Invito alla visione di Fortapàsc
Non è il solito film centrato su tematiche mafiose, dalla trama narrativa scontata ed appesantita da futili ricami romanzeschi o volto alla mitizzazione indiretta della figura maledetta del criminale, sulla falsariga di robaccia come “Il capo dei capi”. Si tratta della storia nuda e cruda di un ventiseienne, apparentemente normale, che si chiamava Giancarlo Siani, e che aveva un contratto da precario, dipendente “abusivo”, presso la redazione del Mattino di Fortapàsc, una Torre Annunziata soffocata dalle lotte di potere che opponevano i clan camorristici Nuvoletta, Gionta e Bardellino, nella prima metà degli anni’80. Dobbiamo riferirci a Giancarlo con l’imperfetto. Ha pagato il prezzo della verità, scaturita da inchieste giornalistiche impeccabili, da “giornalista-giornalista”, piuttosto che da innocuo “giornalista-dipendente”, cronista di frontiera che si occupi esclusivamente si scippi, rapine, incidenti stradali, morti bianche. Viviamo sullo schermo le giornate di un ragazzo autentico che, comunque, non emergeva affatto per qualità straordinarie. Avrebbe voluto tanto partecipare al concerto napoletano di Vasco Rossi; pochi istanti prima di essere martirizzato, rientrando a casa con la sua inseparabile Mehari, ascoltava alla radio, canticchiando nervosamente, Ogni volta che viene giorno. L’eccezionalità di Giancarlo è da ricondurre, piuttosto, alla straordinaria tenacia con cui ha saputo essere se stesso, amare, disprezzare, ridere, temere in un Far West, dove la “legge” è riflesso dell’esercizio bruto della forza, dove la comunità è asservita alla buffoneria di gorilla analfabeti, segnati esclusivamente dalla capacità di maneggio del “ferro”.
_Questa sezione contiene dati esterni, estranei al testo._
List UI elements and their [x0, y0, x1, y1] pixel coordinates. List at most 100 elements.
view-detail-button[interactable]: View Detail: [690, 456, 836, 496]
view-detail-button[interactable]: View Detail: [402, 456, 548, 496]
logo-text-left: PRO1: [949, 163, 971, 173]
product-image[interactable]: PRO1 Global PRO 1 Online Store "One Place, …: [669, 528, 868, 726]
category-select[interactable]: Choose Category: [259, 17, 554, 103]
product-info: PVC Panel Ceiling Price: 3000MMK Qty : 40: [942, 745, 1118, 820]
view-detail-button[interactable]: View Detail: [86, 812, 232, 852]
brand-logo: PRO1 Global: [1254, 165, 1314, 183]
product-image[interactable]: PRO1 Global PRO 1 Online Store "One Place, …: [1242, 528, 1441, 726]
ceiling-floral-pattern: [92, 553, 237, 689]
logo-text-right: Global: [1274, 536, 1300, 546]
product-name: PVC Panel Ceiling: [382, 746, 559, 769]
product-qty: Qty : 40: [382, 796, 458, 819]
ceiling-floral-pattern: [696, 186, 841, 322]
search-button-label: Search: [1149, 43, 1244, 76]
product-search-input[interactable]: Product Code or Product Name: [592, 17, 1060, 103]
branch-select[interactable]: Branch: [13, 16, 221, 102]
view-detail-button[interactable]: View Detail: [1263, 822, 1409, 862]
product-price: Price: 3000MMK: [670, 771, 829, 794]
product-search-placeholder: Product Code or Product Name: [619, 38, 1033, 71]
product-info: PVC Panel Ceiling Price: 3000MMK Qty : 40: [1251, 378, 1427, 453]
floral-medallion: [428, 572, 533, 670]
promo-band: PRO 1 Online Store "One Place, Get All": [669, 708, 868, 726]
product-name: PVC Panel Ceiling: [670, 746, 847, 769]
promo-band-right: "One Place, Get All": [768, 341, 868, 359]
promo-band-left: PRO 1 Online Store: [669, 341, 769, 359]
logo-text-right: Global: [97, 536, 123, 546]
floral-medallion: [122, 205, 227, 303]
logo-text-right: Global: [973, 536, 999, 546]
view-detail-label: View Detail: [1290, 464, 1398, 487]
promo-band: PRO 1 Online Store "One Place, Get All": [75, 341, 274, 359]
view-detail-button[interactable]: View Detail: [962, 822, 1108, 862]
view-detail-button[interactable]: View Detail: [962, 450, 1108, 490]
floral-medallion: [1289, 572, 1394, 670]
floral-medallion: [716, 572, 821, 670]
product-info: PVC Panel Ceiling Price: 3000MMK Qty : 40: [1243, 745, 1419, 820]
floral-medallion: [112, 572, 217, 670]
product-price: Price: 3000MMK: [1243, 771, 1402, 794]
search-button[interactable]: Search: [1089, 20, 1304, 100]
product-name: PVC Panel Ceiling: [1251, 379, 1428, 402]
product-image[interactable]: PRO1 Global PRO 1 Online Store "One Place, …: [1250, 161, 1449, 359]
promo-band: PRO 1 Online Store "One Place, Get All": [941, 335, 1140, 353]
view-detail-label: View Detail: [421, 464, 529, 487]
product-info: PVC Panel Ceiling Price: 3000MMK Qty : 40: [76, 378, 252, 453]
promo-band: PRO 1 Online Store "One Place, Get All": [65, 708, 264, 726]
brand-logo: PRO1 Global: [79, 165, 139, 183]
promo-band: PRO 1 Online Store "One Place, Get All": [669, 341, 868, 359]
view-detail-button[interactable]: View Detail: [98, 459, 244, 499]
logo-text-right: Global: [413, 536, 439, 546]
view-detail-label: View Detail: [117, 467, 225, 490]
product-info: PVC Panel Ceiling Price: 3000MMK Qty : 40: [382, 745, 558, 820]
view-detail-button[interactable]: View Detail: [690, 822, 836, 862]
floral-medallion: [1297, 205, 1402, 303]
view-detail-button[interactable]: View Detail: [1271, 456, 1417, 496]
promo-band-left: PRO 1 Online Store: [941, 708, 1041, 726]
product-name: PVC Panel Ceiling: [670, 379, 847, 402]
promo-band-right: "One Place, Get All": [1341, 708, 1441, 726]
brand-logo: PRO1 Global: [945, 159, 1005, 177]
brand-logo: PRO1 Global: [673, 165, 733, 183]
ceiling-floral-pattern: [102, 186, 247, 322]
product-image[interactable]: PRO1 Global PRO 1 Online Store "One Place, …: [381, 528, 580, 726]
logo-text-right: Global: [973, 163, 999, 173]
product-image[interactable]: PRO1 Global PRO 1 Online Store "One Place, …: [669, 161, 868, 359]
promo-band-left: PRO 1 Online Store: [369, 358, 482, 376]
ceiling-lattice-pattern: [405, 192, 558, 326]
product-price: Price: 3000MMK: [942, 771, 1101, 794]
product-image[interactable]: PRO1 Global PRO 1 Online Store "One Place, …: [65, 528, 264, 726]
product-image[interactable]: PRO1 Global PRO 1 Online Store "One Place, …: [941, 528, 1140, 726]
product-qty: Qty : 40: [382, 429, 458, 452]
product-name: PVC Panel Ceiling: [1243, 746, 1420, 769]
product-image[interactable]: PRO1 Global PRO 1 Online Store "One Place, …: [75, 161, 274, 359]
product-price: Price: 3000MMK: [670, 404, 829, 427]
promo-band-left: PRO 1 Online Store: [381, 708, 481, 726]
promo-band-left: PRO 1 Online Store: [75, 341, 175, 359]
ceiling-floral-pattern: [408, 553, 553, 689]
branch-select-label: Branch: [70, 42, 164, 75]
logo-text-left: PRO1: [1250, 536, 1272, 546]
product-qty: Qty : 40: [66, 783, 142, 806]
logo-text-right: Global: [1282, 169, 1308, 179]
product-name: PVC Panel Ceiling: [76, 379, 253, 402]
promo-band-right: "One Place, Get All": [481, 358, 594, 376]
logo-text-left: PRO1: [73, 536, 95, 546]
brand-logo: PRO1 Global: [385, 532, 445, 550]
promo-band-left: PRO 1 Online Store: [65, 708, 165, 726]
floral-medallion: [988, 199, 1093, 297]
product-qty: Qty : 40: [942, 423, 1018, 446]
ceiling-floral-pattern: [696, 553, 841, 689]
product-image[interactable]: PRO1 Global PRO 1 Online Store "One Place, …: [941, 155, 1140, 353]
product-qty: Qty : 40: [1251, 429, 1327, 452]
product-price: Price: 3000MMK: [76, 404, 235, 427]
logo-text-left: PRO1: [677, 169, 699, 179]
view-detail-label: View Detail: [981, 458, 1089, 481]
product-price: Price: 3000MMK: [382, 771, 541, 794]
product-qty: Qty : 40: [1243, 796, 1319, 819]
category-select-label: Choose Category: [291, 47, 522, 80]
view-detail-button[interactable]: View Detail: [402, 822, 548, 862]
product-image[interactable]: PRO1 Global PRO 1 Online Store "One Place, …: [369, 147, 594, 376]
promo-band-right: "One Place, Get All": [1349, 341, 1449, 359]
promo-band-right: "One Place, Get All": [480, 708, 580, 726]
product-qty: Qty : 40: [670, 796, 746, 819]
Tre scene straordinarie lasciano il segno.
Durante uno scontro a fuoco fra i rappresentanti delle diverse cosche, nel cuore della città, nelle prime ore del pomeriggio, rese oziose dall’afa soffocante, seguiamo la passeggiata di una bambina, passo spensierato che diviene corsa disperata, poi pugni battuti contro il portale della chiesa barocca. La Casa di Dio è serrata. La bambina si accascia al suolo, punta da un proiettile. Ho inteso la figurazione della scena come una proiezione metaforica del disimpegno della Chiesa cattolica contro mafie, padrini devoti di Padre Pio e criminali pendolanti croci abnormi. Mai una parola spesa. La Curia è troppo presa dalla valutazione teologica dell’uso dei preservativi, del decorso naturale della vita, delle cellule staminali, per opporsi alla barbarie contagiante intere lande meridionali. Il coraggio della denuncia è affidato esclusivamente alla santa intrapredenza di pochi illustri sacerdoti, come l’eroico don Puglisi.
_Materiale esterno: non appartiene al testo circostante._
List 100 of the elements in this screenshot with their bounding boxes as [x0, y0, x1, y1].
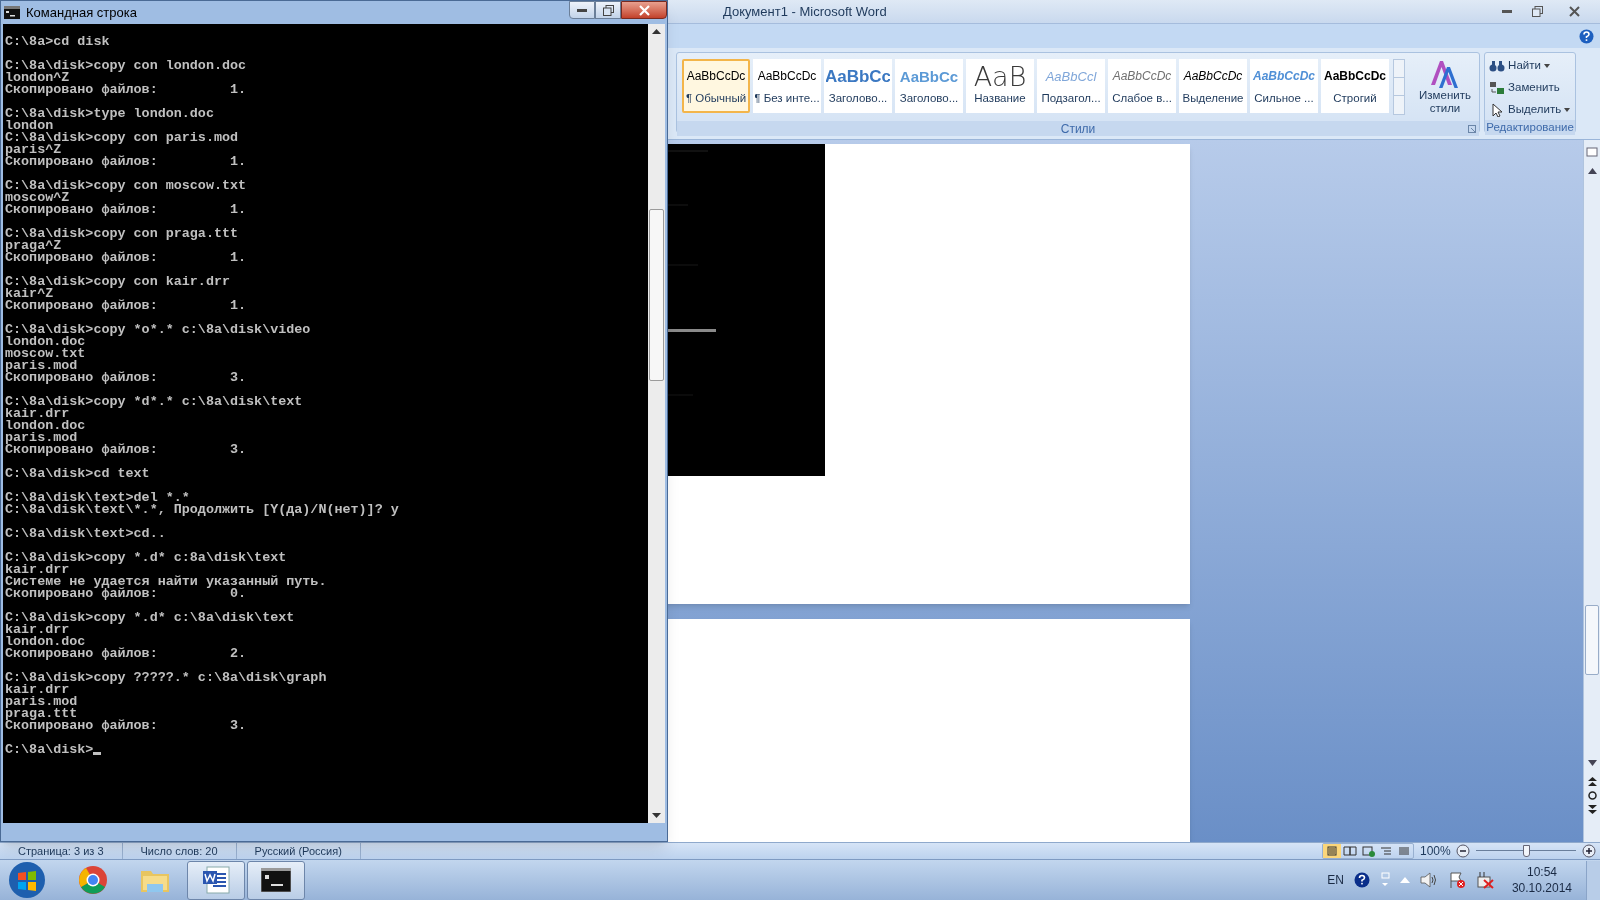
- ribbon-button[interactable]: Заменить: [1489, 78, 1575, 98]
- style-name: Название: [974, 91, 1026, 105]
- console-line: paris.mod: [5, 360, 78, 372]
- taskbar-button[interactable]: [247, 860, 305, 900]
- scroll-up-arrow-icon[interactable]: [1588, 168, 1597, 174]
- zoom-in-icon[interactable]: [1582, 844, 1596, 858]
- console-line: moscow^Z: [5, 192, 70, 204]
- console-line: paris.mod: [5, 432, 78, 444]
- console-line: Скопировано файлов: 1.: [5, 84, 247, 96]
- console-line: london.doc: [5, 336, 86, 348]
- console-line: C:\8a\disk>copy con moscow.txt: [5, 180, 247, 192]
- style-gallery-item[interactable]: AaBbCcDc Выделение: [1179, 59, 1247, 113]
- next-page-icon[interactable]: [1588, 805, 1597, 814]
- help-icon[interactable]: [1579, 28, 1594, 44]
- console-line: C:\8a\disk>copy *.d* c:8a\disk\text: [5, 552, 287, 564]
- reading-layout-icon[interactable]: [1341, 844, 1359, 858]
- console-line: C:\8a\disk>copy con london.doc: [5, 60, 247, 72]
- style-name: Сильное ...: [1254, 91, 1314, 105]
- console-line: C:\8a\disk>copy *d*.* c:\8a\disk\text: [5, 396, 303, 408]
- zoom-slider-thumb[interactable]: [1522, 845, 1530, 857]
- console-line: paris^Z: [5, 144, 62, 156]
- console-line: kair^Z: [5, 288, 54, 300]
- scroll-up-arrow-icon[interactable]: [652, 29, 661, 34]
- network-error-icon[interactable]: [1475, 871, 1494, 889]
- zoom-out-icon[interactable]: [1456, 844, 1470, 858]
- close-button[interactable]: [621, 1, 667, 19]
- style-gallery-item[interactable]: AaBbCcl Подзагол...: [1037, 59, 1105, 113]
- console-line: Скопировано файлов: 3.: [5, 372, 247, 384]
- scroll-down-arrow-icon[interactable]: [652, 813, 661, 818]
- caret-icon: [1543, 64, 1550, 68]
- console-line: C:\8a\disk>type london.doc: [5, 108, 214, 120]
- web-layout-icon[interactable]: [1359, 844, 1377, 858]
- scroll-down-arrow-icon[interactable]: [1588, 760, 1597, 766]
- style-gallery-item[interactable]: AaBbCcDc ¶ Без инте...: [753, 59, 821, 113]
- console-icon: [261, 868, 291, 892]
- console-line: C:\8a\disk\text\*.*, Продолжить [Y(да)/N(нет)]? y: [5, 504, 399, 516]
- minimize-button[interactable]: [569, 1, 595, 19]
- scroll-thumb[interactable]: [1585, 605, 1599, 675]
- style-gallery-item[interactable]: AaBbCcDc ¶ Обычный: [682, 59, 750, 113]
- style-gallery-item[interactable]: AaB Название: [966, 59, 1034, 113]
- style-name: Заголово...: [828, 91, 888, 105]
- style-gallery-item[interactable]: AaBbCcDc Слабое в...: [1108, 59, 1176, 113]
- minimize-icon: [1502, 10, 1512, 13]
- language-indicator[interactable]: EN: [1327, 871, 1344, 889]
- minimize-icon: [577, 8, 587, 12]
- clock-time[interactable]: 10:54: [1526, 864, 1557, 880]
- console-line: kair.drr: [5, 408, 70, 420]
- replace-icon: [1489, 81, 1506, 95]
- restore-icon: [1531, 6, 1543, 17]
- help-icon[interactable]: [1353, 872, 1370, 888]
- caret-icon: [1564, 108, 1571, 112]
- restore-icon: [602, 4, 614, 16]
- window-title: Командная строка: [26, 3, 137, 22]
- group-label: Редактирование: [1486, 119, 1574, 135]
- scroll-thumb[interactable]: [649, 209, 664, 381]
- print-layout-icon[interactable]: [1323, 844, 1341, 858]
- ribbon-button[interactable]: Найти: [1489, 56, 1575, 76]
- console-line: kair.drr: [5, 564, 70, 576]
- previous-page-icon[interactable]: [1588, 777, 1597, 786]
- console-line: Скопировано файлов: 3.: [5, 444, 247, 456]
- vertical-scrollbar[interactable]: [1583, 140, 1600, 842]
- style-gallery-item[interactable]: AaBbCcDc Строгий: [1321, 59, 1389, 113]
- style-gallery-item[interactable]: AaBbCcDc Сильное ...: [1250, 59, 1318, 113]
- style-name: Слабое в...: [1112, 91, 1172, 105]
- window-title: Документ1 - Microsoft Word: [723, 2, 887, 21]
- style-preview: AaBbCcDc: [1324, 68, 1386, 85]
- console-line: Скопировано файлов: 3.: [5, 720, 247, 732]
- console-icon: [4, 6, 20, 19]
- taskbar-button[interactable]: [187, 860, 245, 900]
- style-gallery-item[interactable]: AaBbCc Заголово...: [895, 59, 963, 113]
- speaker-icon[interactable]: [1419, 872, 1438, 888]
- console-line: Скопировано файлов: 1.: [5, 300, 247, 312]
- clock-date[interactable]: 30.10.2014: [1511, 880, 1572, 896]
- flag-warning-icon[interactable]: [1447, 871, 1466, 889]
- style-preview: AaBbCcDc: [686, 68, 746, 85]
- zoom-level[interactable]: 100%: [1420, 842, 1450, 860]
- vertical-scrollbar[interactable]: [648, 24, 665, 823]
- console-line: london: [5, 120, 54, 132]
- start-button[interactable]: [8, 861, 46, 899]
- console-line: praga.ttt: [5, 708, 78, 720]
- style-preview: AaBbCcDc: [1112, 68, 1172, 85]
- console-line: Скопировано файлов: 1.: [5, 204, 247, 216]
- browse-object-icon[interactable]: [1588, 791, 1597, 800]
- gallery-scrollbar[interactable]: [1393, 59, 1405, 115]
- style-name: Заголово...: [899, 91, 959, 105]
- close-icon: [1568, 6, 1580, 17]
- ruler-icon[interactable]: [1586, 146, 1598, 158]
- restore-button[interactable]: [595, 1, 621, 19]
- console-line: C:\8a\disk>copy *.d* c:\8a\disk\text: [5, 612, 295, 624]
- style-gallery-item[interactable]: AaBbCc Заголово...: [824, 59, 892, 113]
- change-styles-button[interactable]: Изменить стили: [1413, 59, 1477, 121]
- zoom-slider[interactable]: [1476, 844, 1576, 858]
- console-line: london.doc: [5, 420, 86, 432]
- console-line: C:\8a\disk>copy con paris.mod: [5, 132, 239, 144]
- console-line: Скопировано файлов: 2.: [5, 648, 247, 660]
- console-line: C:\8a>cd disk: [5, 36, 110, 48]
- console-line: london^Z: [5, 72, 70, 84]
- ribbon-button[interactable]: Выделить: [1489, 100, 1575, 120]
- dialog-launcher-icon[interactable]: [1468, 125, 1477, 133]
- console-line: C:\8a\disk>copy con kair.drr: [5, 276, 230, 288]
In seguito alla strage di piazza, nel contesto della quale la bambina resta ferita, il sindaco ha indetto un comizio pubblico per starnazzare la tesi secondo cui un'oscura minoranza non può oscurare la dignità di una comunità sana. Parole di un mafioso. Si elevano fischi di dusgusto dal cuore della città, un temporale impone il silenzio. Pioggia celeste che si converte in fango.
La discussione del dibattimento nel consiglio comunale a maggioranza DC-PSI, animato dalle urla disperatamente inutili degli oppositori berlingueriani, viene magistralmente sovrapposta da Risi ad un vertice congiunto dei tre clan di Torre. Metafora dei processi di criminalizzazione della politica e politicizzazione della mafia, ancora attivi, in Campania, Calabria e soprattutto Sicilia.
I tempi non sono semplici. Abbiamo bisogno di leggerezza. Ben vengano, pertanto, commedie come I mostri. Oggi. In ogni modo, proprio perché i tempi sono difficili, un film come Fortapàsc può svolgere un’eccellente funzione civica ed educatrice.
La sala era piena, soprattutto di coetanei di Giancarlo Siani. Si tratta di una straordinaria notizia.